Reuters reported that “Russia supports a recommendation to deepen OPEC+ global oil supply curbs to compensate for a drop in demand caused by the coronavirus, Foreign Minister Sergei Lavrov said on Thursday. A technical panel that advises the Organization of Petroleum Exporting Countries (OPEC) and its allies led by Russia proposed a provisional cut in output of 600,000 barrels per day (bpd), three sources told Reuters earlier. That is about 0.6 percent of global supply and would extend the current curbs of 1.7 million bpd.”

Yet Coronavirus concerns are again weighing on global markets. Conflicting reports about how well the virus is being contained is raising fears about economic growth. The death of the Doctor than warned about the illness and concerns that China is hiding things from the world are erasing the optimism that we saw in the market yesterday. 

Nat gas could not rally even after a so-called bullish 137 bcf draw. No winter and record production is creating problems for producers.  Naureen Malik of Bloomberg writes  that “- Natural gas prices in America’s biggest shale basin are going negative again as output surges faster than pipelines can be built to take it away. Gas for March delivery at the Waha hub, located in the Permian Basin of West Texas, has been trading below zero over the past week,” Bloomberg Fair Value prices show.

She says that the rout is poised to get even worse as supplies swell, according to commodities broker OTC Global Holdings. For more on the U.S. gas market slump,  Permian gas prices went negative for the first time in the spring of 2019, rebounding when Kinder Morgan Inc.’s Gulf Coast Express pipeline started up in the fall. History is repeating itself this year as gas output from the basin continues to soar, with the next major conduit not expected to enter service until later in 2020. Permian explorers extract the fuel as a byproduct of oil drilling, making them less responsive to tumbling gas prices.

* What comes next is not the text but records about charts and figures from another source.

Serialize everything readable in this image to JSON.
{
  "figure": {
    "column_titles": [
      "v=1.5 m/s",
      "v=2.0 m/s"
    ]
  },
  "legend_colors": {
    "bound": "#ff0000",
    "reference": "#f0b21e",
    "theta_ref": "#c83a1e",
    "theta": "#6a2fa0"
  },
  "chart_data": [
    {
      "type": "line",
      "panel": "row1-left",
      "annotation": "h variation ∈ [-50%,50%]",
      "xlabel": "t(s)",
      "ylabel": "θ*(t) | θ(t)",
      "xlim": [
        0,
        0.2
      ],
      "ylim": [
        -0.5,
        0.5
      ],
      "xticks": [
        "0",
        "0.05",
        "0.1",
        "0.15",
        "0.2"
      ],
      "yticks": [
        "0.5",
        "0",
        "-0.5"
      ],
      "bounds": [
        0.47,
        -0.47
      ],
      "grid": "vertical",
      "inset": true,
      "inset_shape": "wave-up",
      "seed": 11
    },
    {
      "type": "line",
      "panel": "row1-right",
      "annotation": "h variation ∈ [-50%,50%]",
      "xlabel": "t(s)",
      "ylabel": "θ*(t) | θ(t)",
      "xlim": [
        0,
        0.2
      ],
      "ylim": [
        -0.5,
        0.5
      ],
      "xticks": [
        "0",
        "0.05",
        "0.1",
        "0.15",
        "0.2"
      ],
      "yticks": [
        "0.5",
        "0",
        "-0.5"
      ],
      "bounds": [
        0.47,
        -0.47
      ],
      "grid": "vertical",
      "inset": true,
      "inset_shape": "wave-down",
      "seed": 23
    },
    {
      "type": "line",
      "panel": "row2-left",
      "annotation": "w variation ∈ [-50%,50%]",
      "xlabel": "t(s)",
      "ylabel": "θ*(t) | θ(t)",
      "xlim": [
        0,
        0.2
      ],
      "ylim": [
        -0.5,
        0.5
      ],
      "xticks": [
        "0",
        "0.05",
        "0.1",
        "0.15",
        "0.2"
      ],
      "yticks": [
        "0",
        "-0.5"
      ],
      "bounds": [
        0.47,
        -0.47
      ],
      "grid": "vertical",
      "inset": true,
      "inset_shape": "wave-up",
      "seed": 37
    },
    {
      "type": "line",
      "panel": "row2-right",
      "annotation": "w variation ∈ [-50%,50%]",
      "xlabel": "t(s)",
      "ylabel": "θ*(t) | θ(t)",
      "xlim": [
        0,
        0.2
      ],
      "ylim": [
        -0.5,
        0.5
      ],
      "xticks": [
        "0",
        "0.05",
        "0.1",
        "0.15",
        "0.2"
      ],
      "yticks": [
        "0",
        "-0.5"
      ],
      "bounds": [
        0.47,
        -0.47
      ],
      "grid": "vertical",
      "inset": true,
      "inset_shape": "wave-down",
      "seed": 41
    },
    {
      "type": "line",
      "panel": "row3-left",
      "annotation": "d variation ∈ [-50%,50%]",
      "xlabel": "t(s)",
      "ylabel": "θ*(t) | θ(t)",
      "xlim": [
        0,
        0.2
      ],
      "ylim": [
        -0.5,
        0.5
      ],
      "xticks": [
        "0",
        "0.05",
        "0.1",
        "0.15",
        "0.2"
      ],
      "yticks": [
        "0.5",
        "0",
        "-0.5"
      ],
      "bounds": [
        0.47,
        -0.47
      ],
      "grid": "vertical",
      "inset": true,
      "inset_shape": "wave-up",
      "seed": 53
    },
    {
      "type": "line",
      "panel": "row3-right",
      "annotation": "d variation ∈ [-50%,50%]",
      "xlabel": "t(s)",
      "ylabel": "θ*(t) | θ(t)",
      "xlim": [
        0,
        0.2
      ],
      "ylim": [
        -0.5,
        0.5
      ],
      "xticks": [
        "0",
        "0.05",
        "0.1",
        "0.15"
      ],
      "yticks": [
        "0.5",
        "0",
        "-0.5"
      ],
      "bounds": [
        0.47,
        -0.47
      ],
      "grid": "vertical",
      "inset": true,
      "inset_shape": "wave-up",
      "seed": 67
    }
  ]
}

The dearth of Permian pipelines has contributed to an uptick in flaring, the process of burning gas off instead of capturing it from the well. Flaring, which produces carbon dioxide, has come under increasing scrutiny amid growing concern about climate change. Weaker prices in the basin, though, could be a boon for would-be exporters like Tellurian Inc. and Next Decade Corp. that plan to tap Permian supply and ship it to Europe and Asia.